Prompt caching is the skill of making repeated LLM calls cheaper and faster by reusing stable context (policies, rubrics, long instructions, docs) instead of re-sending and re-processing it every time.

In 2026, almost every production LLM app does some form of caching: provider prompt caching, app-level response caching, retrieval caching, and tool-result caching.

Learning goals

  • Design prompts that are cache-friendly
  • Implement a simple app-level cache (SQLite) with safe invalidation
  • Measure cost/latency impact with real numbers

What can be cached?

  1. Prompt prefix (stable system instructions + rubric + tool specs)
  2. RAG retrieval results (top-k chunks for a query)
  3. Tool results (expensive API calls)
  4. Final model outputs (when inputs repeat)
Don’t cache blindly

Cache only when inputs are stable and the output is safe to reuse (no user-specific secrets, no time-sensitive answers).

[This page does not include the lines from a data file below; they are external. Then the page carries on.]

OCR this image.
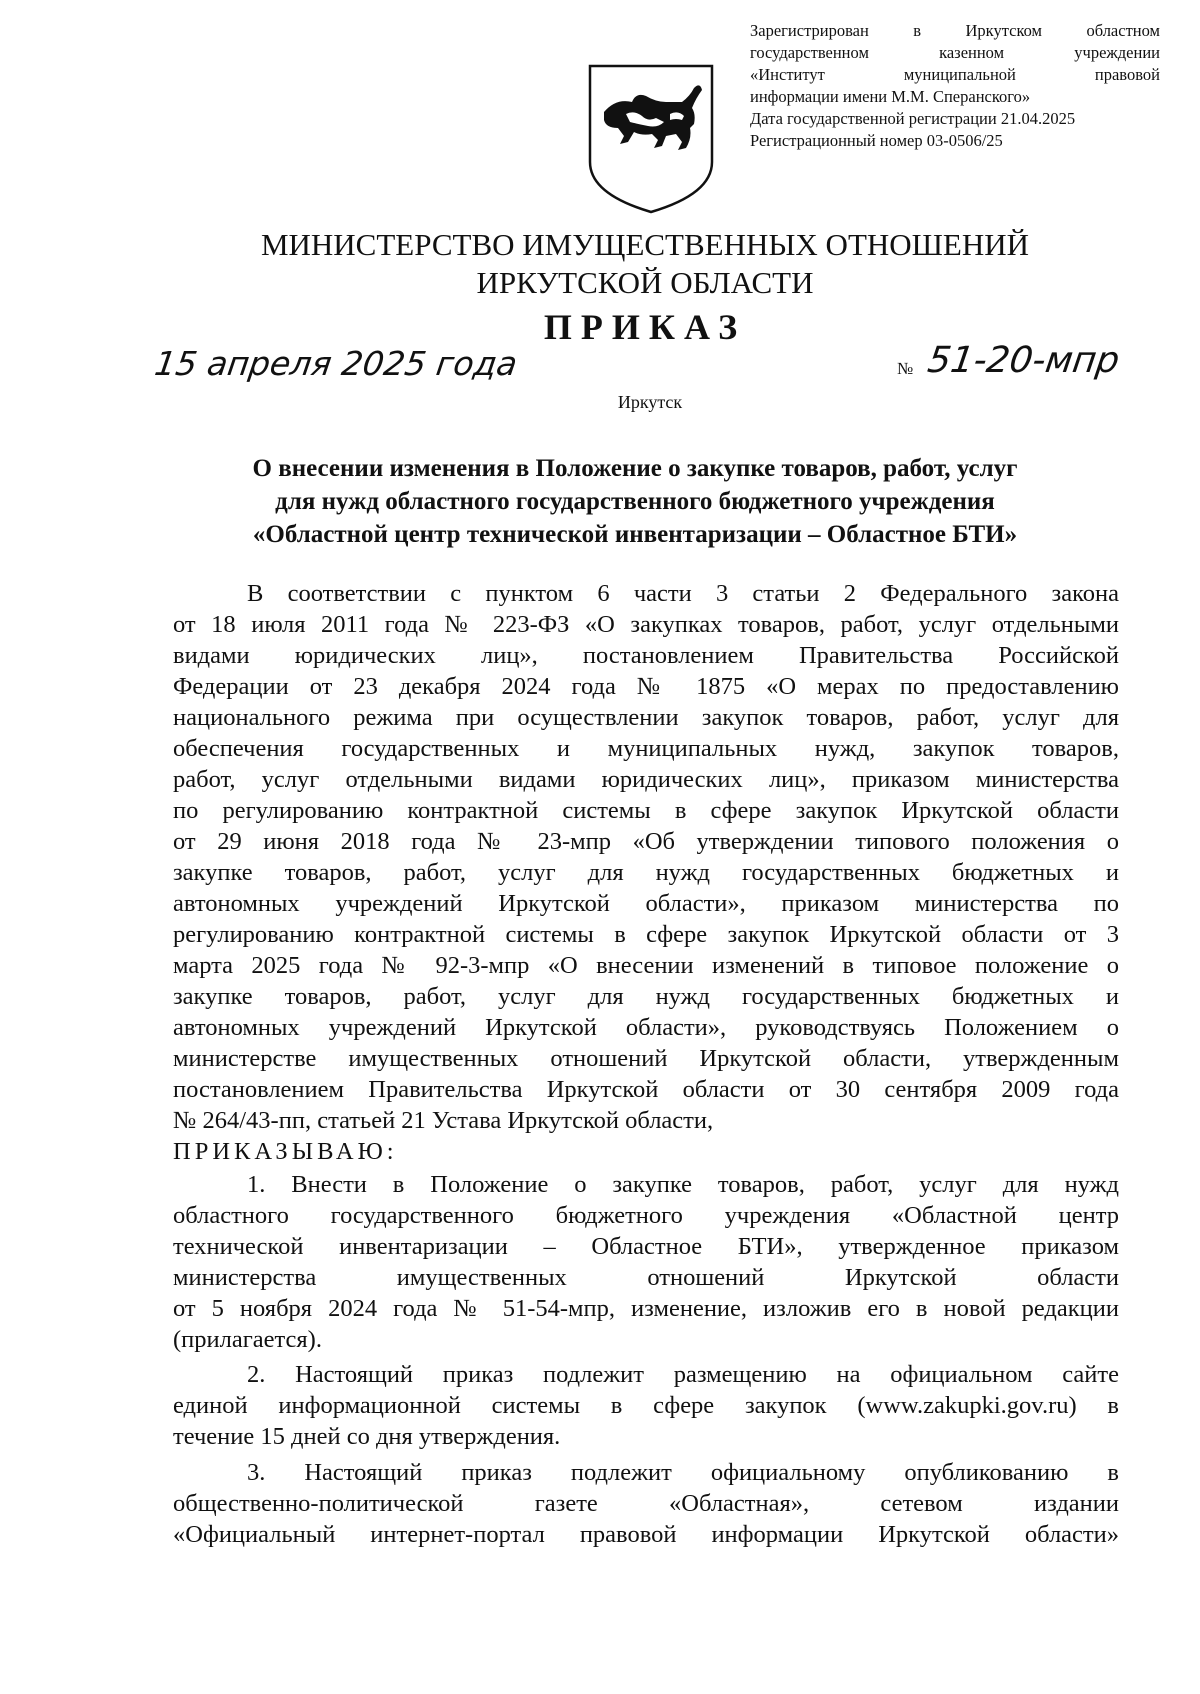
Зарегистрирован в Иркутском областном
государственном казенном учреждении
«Институт муниципальной правовой
информации имени М.М. Сперанского»
Дата государственной регистрации 21.04.2025
Регистрационный номер 03-0506/25
МИНИСТЕРСТВО ИМУЩЕСТВЕННЫХ ОТНОШЕНИЙ
ИРКУТСКОЙ ОБЛАСТИ
ПРИКАЗ
15 апреля 2025 года	№ 51-20-мпр
Иркутск
О внесении изменения в Положение о закупке товаров, работ, услуг
для нужд областного государственного бюджетного учреждения
«Областной центр технической инвентаризации – Областное БТИ»
В соответствии с пунктом 6 части 3 статьи 2 Федерального закона
от 18 июля 2011 года № 223-ФЗ «О закупках товаров, работ, услуг отдельными
видами юридических лиц», постановлением Правительства Российской
Федерации от 23 декабря 2024 года № 1875 «О мерах по предоставлению
национального режима при осуществлении закупок товаров, работ, услуг для
обеспечения государственных и муниципальных нужд, закупок товаров,
работ, услуг отдельными видами юридических лиц», приказом министерства
по регулированию контрактной системы в сфере закупок Иркутской области
от 29 июня 2018 года № 23-мпр «Об утверждении типового положения о
закупке товаров, работ, услуг для нужд государственных бюджетных и
автономных учреждений Иркутской области», приказом министерства по
регулированию контрактной системы в сфере закупок Иркутской области от 3
марта 2025 года № 92-3-мпр «О внесении изменений в типовое положение о
закупке товаров, работ, услуг для нужд государственных бюджетных и
автономных учреждений Иркутской области», руководствуясь Положением о
министерстве имущественных отношений Иркутской области, утвержденным
постановлением Правительства Иркутской области от 30 сентября 2009 года
№ 264/43-пп, статьей 21 Устава Иркутской области,
ПРИКАЗЫВАЮ:
1. Внести в Положение о закупке товаров, работ, услуг для нужд
областного государственного бюджетного учреждения «Областной центр
технической инвентаризации – Областное БТИ», утвержденное приказом
министерства имущественных отношений Иркутской области
от 5 ноября 2024 года № 51-54-мпр, изменение, изложив его в новой редакции
(прилагается).
2. Настоящий приказ подлежит размещению на официальном сайте
единой информационной системы в сфере закупок (www.zakupki.gov.ru) в
течение 15 дней со дня утверждения.
3. Настоящий приказ подлежит официальному опубликованию в
общественно-политической газете «Областная», сетевом издании
«Официальный интернет-портал правовой информации Иркутской области»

Cache-friendly prompt design (the 80/20)

  • Put stable content in a versioned block (e.g., COURSE_CONTEXT_v3).
  • Keep dynamic content (user question) in a small section.
  • Avoid cache-busters: timestamps, random IDs, unstable ordering.

Example template:

text
[SYSTEM] COURSE_CONTEXT_v3
- course: TDS 2026
- style: concise, technical, cite retrieved context
- rules: never invent citations

[USER]
Question: {{question}}
Context: {{retrieved_chunks}}

App-level response caching (SQLite example)

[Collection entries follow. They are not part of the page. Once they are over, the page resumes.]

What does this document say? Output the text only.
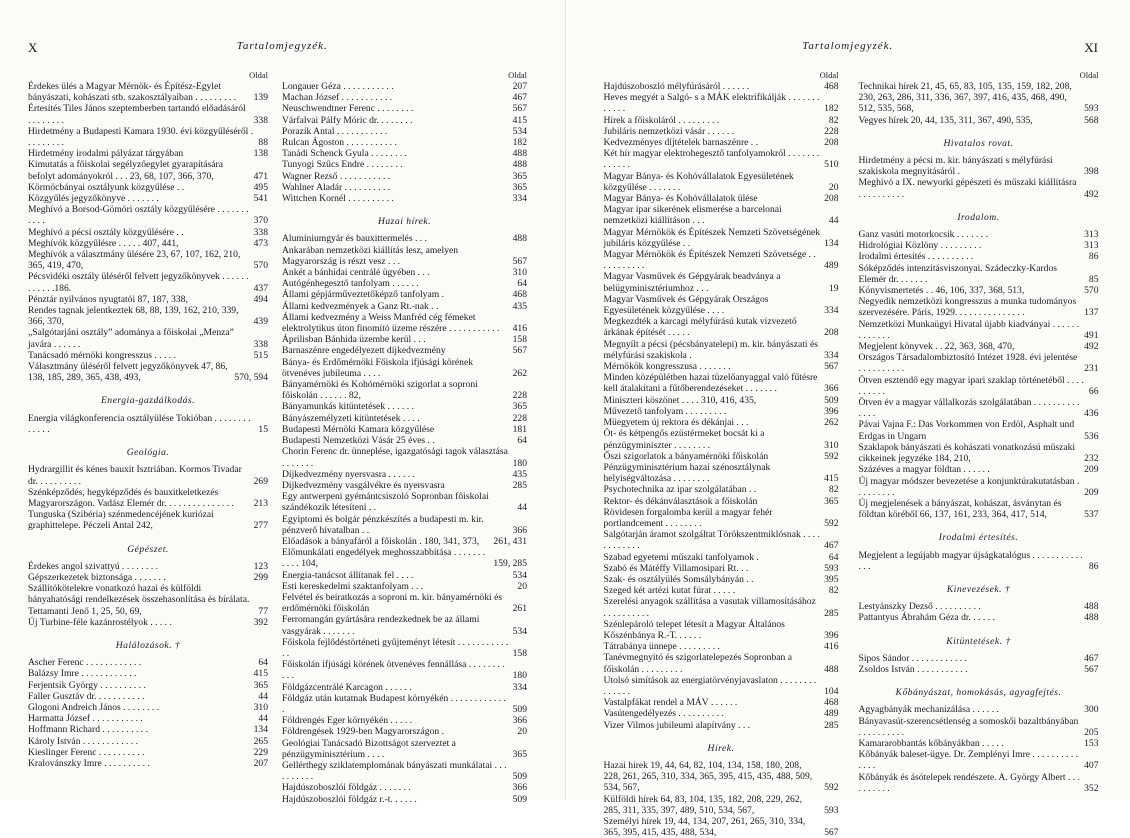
X	Tartalomjegyzék.
Oldal
Érdekes ülés a Magyar Mérnök- és Építész-Egylet bányászati, kohászati stb. szakosztályaiban . . . . . . . . .	139
Értesítés Tiles János szeptemberben tartandó előadásáról . . . . . . . .	338
Hirdetmény a Budapesti Kamara 1930. évi közgyűléséről . . . . . . . . .	88
Hirdetmény irodalmi pályázat tárgyában	138
Kimutatás a főiskolai segélyzőegylet gyarapítására befolyt adományokról . . . 23, 68, 107, 366, 370,	471
Körmöcbányai osztályunk közgyűlése . .	495
Közgyűlés jegyzőkönyve . . . . . . .	541
Meghívó a Borsod-Gömöri osztály közgyűlésére . . . . . . . . . . .	370
Meghívó a pécsi osztály közgyűlésére . .	338
Meghívók közgyűlésre . . . . . 407, 441,	473
Meghívók a választmány ülésére 23, 67, 107, 162, 210, 365, 419, 470,	570
Pécsvidéki osztály üléséről felvett jegyzőkönyvek . . . . . . . . . . . .186.	437
Pénztár nyilvános nyugtatói 87, 187, 338,	494
Rendes tagnak jelentkeztek 68, 88, 139, 162, 210, 339, 366, 370,	439
„Salgótarjáni osztály” adománya a főiskolai „Menza” javára . . . . . .	338
Tanácsadó mérnöki kongresszus . . . . .	515
Választmány üléséről felvett jegyzőkönyvek 47, 86, 138, 185, 289, 365, 438, 493,	570, 594
Energia-gazdálkodás.
Energia világkonferencia osztályülése Tokióban . . . . . . . . . . . . .	15
Geológia.
Hydrargillit és kénes bauxit Isztriában. Kormos Tivadar dr. . . . . . . . . .	269
Szénképződés, hegyképződés és bauxitkeletkezés Magyarországon. Vadász Elemér dr. . . . . . . . . . . . . . .	213
Tunguska (Szibéria) szénmedencéjének kuriózai graphittelepe. Péczeli Antal 242,	277
Gépészet.
Érdekes angol szivattyú . . . . . . . .	123
Gépszerkezetek biztonsága . . . . . . .	299
Szállítókötelekre vonatkozó hazai és külföldi bányahatósági rendelkezések összehasonlítása és bírálata. Tettamanti Jenő 1, 25, 50, 69,	77
Új Turbine-féle kazánrostélyok . . . . .	392
Halálozások. †
Ascher Ferenc . . . . . . . . . . . .	64
Balázsy Imre . . . . . . . . . . . .	415
Ferjentsik György . . . . . . . . . .	365
Faller Gusztáv dr. . . . . . . . . . .	44
Glogoni Andreich János . . . . . . . .	310
Harmatta József . . . . . . . . . . .	44
Hoffmann Richard . . . . . . . . . .	134
Károly István . . . . . . . . . . . .	265
Kieslinger Ferenc . . . . . . . . . .	229
Kralovánszky Imre . . . . . . . . . .	207
Oldal
Longauer Géza . . . . . . . . . . .	207
Machan József . . . . . . . . . . .	467
Neuschwendtner Ferenc . . . . . . . .	567
Várfalvai Pálfy Móric dr. . . . . . . .	415
Porazik Antal . . . . . . . . . . .	534
Rulcan Ágoston . . . . . . . . . . .	182
Tanádi Schenck Gyula . . . . . . . .	488
Tunyogi Szűcs Endre . . . . . . . .	488
Wagner Rezső . . . . . . . . . . .	365
Wahlner Aladár . . . . . . . . . .	365
Wittchen Kornél . . . . . . . . . .	334
Hazai hírek.
Alumíniumgyár és bauxittermelés . . .	488
Ankarában nemzetközi kiállítás lesz, amelyen Magyarország is részt vesz . . .	567
Ankét a bánhidai centrálé ügyében . . .	310
Autógénhegesztő tanfolyam . . . . . .	64
Állami gépjárműveztetőképző tanfolyam .	468
Állami kedvezmények a Ganz Rt.-nak . .	435
Állami kedvezmény a Weiss Manfréd cég fémeket elektrolytikus úton finomító üzeme részére . . . . . . . . . . .	416
Áprilisban Bánhida üzembe kerül . . .	158
Barnaszénre engedélyezett díjkedvezmény	567
Bánya- és Erdőmérnöki Főiskola ifjúsági körének ötvenéves jubileuma . . . .	262
Bányamérnöki és Kohómérnöki szigorlat a soproni főiskolán . . . . . . 82,	228
Bányamunkás kitüntetések . . . . . .	365
Bányászemélyzeti kitüntetések . . . .	228
Budapesti Mérnöki Kamara közgyűlése	181
Budapesti Nemzetközi Vásár 25 éves . .	64
Chorin Ferenc dr. ünneplése, igazgatósági tagok választása . . . . . . .	180
Díjkedvezmény nyersvasra . . . . . .	435
Díjkedvezmény vasgálvékre és nyersvasra	285
Egy antwerpeni gyémántcsiszoló Sopronban főiskolai szándékozik létesíteni . .	44
Egyiptomi és bolgár pénzkészítés a budapesti m. kir. pénzverő hivatalban . .	366
Előadások a bányafáról a főiskolán . 180, 341, 373,	261, 431
Előmunkálati engedélyek meghosszabbítása . . . . . . . . . . . 104,	159, 285
Energia-tanácsot állítanak fel . . . .	534
Esti kereskedelmi szaktanfolyam . . .	20
Felvétel és beiratkozás a soproni m. kir. bányamérnöki és erdőmérnöki főiskolán	261
Ferromangán gyártására rendezkednek be az állami vasgyárak . . . . . . .	534
Főiskola fejlődéstörténeti gyűjteményt létesít . . . . . . . . . . . . .	158
Főiskolán ifjúsági körének ötvenéves fennállása . . . . . . . . . . .	180
Földgázcentrálé Karcagon . . . . . .	334
Földgáz után kutatnak Budapest környékén . . . . . . . . . . . . .	509
Földrengés Eger környékén . . . . .	366
Földrengések 1929-ben Magyarországon .	20
Geológiai Tanácsadó Bizottságot szerveztet a pénzügyminisztérium . . . .	365
Gellérthegy sziklatemplomának bányászati munkálatai . . . . . . . . . .	509
Hajdúszoboszlói földgáz . . . . . . .	366
Hajdúszoboszlói földgáz r.-t. . . . . .	509
XI
Tartalomjegyzék.
Oldal
Hajdúszoboszló mélyfúrásáról . . . . . .	468
Heves megyét a Salgó- s a MÁK elektrifikálják . . . . . . . . . . . .	182
Hírek a főiskoláról . . . . . . . . .	82
Jubiláris nemzetközi vásár . . . . . .	228
Kedvezményes díjtételek barnaszénre . .	208
Két hír magyar elektrohegesztő tanfolyamokról . . . . . . . . . . . . .	510
Magyar Bánya- és Kohóvállalatok Egyesületének közgyűlése . . . . . . .	20
Magyar Bánya- és Kohóvállalatok ülése	208
Magyar ipar sikerének elismerése a barcelonai nemzetközi kiállításon . . .	44
Magyar Mérnökök és Építészek Nemzeti Szövetségének jubiláris közgyűlése . .	134
Magyar Mérnökök és Építészek Nemzeti Szövetsége . . . . . . . . . . .	489
Magyar Vasművek és Gépgyárak beadványa a belügyminisztériumhoz . . .	19
Magyar Vasművek és Gépgyárak Országos Egyesületének közgyűlése . . . .	334
Megkezdték a karcagi mélyfúrású kutak vízvezető árkának építését . . . . .	208
Megnyílt a pécsi (pécsbányatelepi) m. kir. bányászati és mélyfúrási szakiskola .	334
Mérnökök kongresszusa . . . . . . .	567
Minden középülétben hazai tüzelőanyaggal való fűtésre kell átalakítani a fűtőberendezéseket . . . . . . .	366
Miniszteri köszönet . . . . 310, 416, 435,	509
Művezető tanfolyam . . . . . . . . .	396
Müegyetem új rektora és dékánjai . . .	262
Öt- és kétpengős ezüstérmeket bocsát ki a pénzügyminiszter . . . . . . . .	310
Őszi szigorlatok a bányamérnöki főiskolán	592
Pénzügyminisztérium hazai szénosztálynak helyiségváltozása . . . . . . . .	415
Psychotechnika az ipar szolgálatában . .	82
Rektor- és dékánválasztások a főiskolán	365
Rövidesen forgalomba kerül a magyar fehér portlandcement . . . . . . . .	592
Salgótarján áramot szolgáltat Törökszentmiklósnak . . . . . . . . . . . .	467
Szabad egyetemi műszaki tanfolyamok .	64
Szabó és Mátéffy Villamosipari Rt. . .	593
Szak- és osztályülés Somsálybányán . .	395
Szeged két artézi kutat fúrat . . . . .	82
Szerelési anyagok szállítása a vasutak villamosításához . . . . . . . . . .	285
Szénlepároló telepet létesít a Magyar Általános Kőszénbánya R.-T. . . . . .	396
Tátrabánya ünnepe . . . . . . . . .	416
Tanévmegnyitó és szigorlatelepezés Sopronban a főiskolán . . . . . . . . .	488
Utolsó simítások az energiatörvényjavaslaton . . . . . . . . . . . . . .	104
Vastalpfákat rendel a MÁV . . . . . .	468
Vasútengedélyezés . . . . . . . . . .	489
Vizer Vilmos jubileumi alapítvány . . .	285
Hírek.
Hazai hírek 19, 44, 64, 82, 104, 134, 158, 180, 208, 228, 261, 265, 310, 334, 365, 395, 415, 435, 488, 509, 534, 567,	592
Külföldi hírek 64, 83, 104, 135, 182, 208, 229, 262, 285, 311, 335, 397, 489, 510, 534, 567,	593
Személyi hírek 19, 44, 134, 207, 261, 265, 310, 334, 365, 395, 415, 435, 488, 534,	567
Oldal
Technikai hírek 21, 45, 65, 83, 105, 135, 159, 182, 208, 230, 263, 286, 311, 336, 367, 397, 416, 435, 468, 490, 512, 535, 568,	593
Vegyes hírek 20, 44, 135, 311, 367, 490, 535,	568
Hivatalos rovat.
Hirdetmény a pécsi m. kir. bányászati s mélyfúrási szakiskola megnyitásáról .	398
Meghívó a IX. newyorki gépészeti és műszaki kiállításra . . . . . . . . . .	492
Irodalom.
Ganz vasúti motorkocsik . . . . . . .	313
Hidrológiai Közlöny . . . . . . . . .	313
Irodalmi értesítés . . . . . . . . . .	86
Sóképződés intenzitásviszonyai. Szádeczky-Kardos Elemér dr. . . . . . .	85
Könyvismertetés . . 46, 106, 337, 368, 513,	570
Negyedik nemzetközi kongresszus a munka tudományos szervezésére. Páris, 1929. . . . . . . . . . . . . . .	137
Nemzetközi Munkaügyi Hivatal újabb kiadványai . . . . . . . . . . . . .	491
Megjelent könyvek . . 22, 363, 368, 470,	492
Országos Társadalombiztosító Intézet 1928. évi jelentése . . . . . . . . . .	231
Ötven esztendő egy magyar ipari szaklap történetéből . . . . . . . . . .	66
Ötven év a magyar vállalkozás szolgálatában . . . . . . . . . . . . . .	436
Pávai Vajna F.: Das Vorkommen von Erdöl, Asphalt und Erdgas in Ungarn	536
Szaklapok bányászati és kohászati vonatkozású műszaki cikkeinek jegyzéke 184, 210,	232
Százéves a magyar földtan . . . . . .	209
Új magyar módszer bevezetése a konjunktúrakutatásban . . . . . . . . .	209
Új megjelenések a bányászat, kohászat, ásványtan és földtan köréből 66, 137, 161, 233, 364, 417, 514,	537
Irodalmi értesítés.
Megjelent a legújabb magyar újságkatalógus . . . . . . . . . . . . . .	86
Kinevezések. †
Lestyánszky Dezső . . . . . . . . . .	488
Pattantyus Ábrahám Géza dr. . . . . .	488
Kitüntetések. †
Sipos Sándor . . . . . . . . . . . .	467
Zsoldos István . . . . . . . . . . .	567
Kőbányászat, homokásás, agyagfejtés.
Agyagbányák mechanizálása . . . . . .	300
Bányavasút-szerencsétlenség a somoskői bazaltbányában . . . . . . . . . .	205
Kamararobbantás kőbányákban . . . . .	153
Kőbányák baleset-ügye. Dr. Zemplényi Imre . . . . . . . . . . . . . .	407
Kőbányák és ásótelepek rendészete. A. György Albert . . . . . . . . . .	352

Even if your provider does prompt caching, app-level caching is useful for:

  • CI test suites / eval harnesses
  • Dev workflows
  • Replaying agent runs
python
import hashlib
import json
import sqlite3
from typing import Any

DB = "prompt_cache.sqlite"

conn = sqlite3.connect(DB)
conn.execute(
"""
CREATE TABLE IF NOT EXISTS cache (
k TEXT PRIMARY KEY,
v TEXT NOT NULL,
created_at INTEGER NOT NULL
)
"""
)

def cache_key(model: str, system: str, user: str, template_version: str) -> str:
raw = json.dumps(
{"model": model, "system": system, "user": user, "v": template_version},
sort_keys=True,
).encode("utf-8")
return hashlib.sha256(raw).hexdigest()

def cache_get(k: str) -> Any | None:
row = conn.execute("SELECT v FROM cache WHERE k=?", (k,)).fetchone()
return json.loads(row[0]) if row else None

def cache_put(k: str, v: Any) -> None:
conn.execute(
"INSERT OR REPLACE INTO cache (k, v, created_at) VALUES (?, ?, strftime('%s','now'))",
(k, json.dumps(v),),
)
conn.commit()

Invalidation strategy

  • Bump template_version when you change instructions.
  • Include retrieval context hash if the answer depends on documents.
  • Use a TTL if outputs should expire.

Measuring impact

Track:

  • input tokens, output tokens
  • p50 / p95 latency
  • cache hit rate

A good first goal: >30% hit rate in dev/eval workflows.

Mini-lab (optional)

Build a CLI command tds-ask "...":

  • caches the stable course primer
  • caches full answers by (model, prompt_version, normalized question)
  • prints cache hit/miss + latency

Where this fits

Prompt caching pairs naturally with Structured Output and Function Calling: both reduce retries and make agent loops cheaper.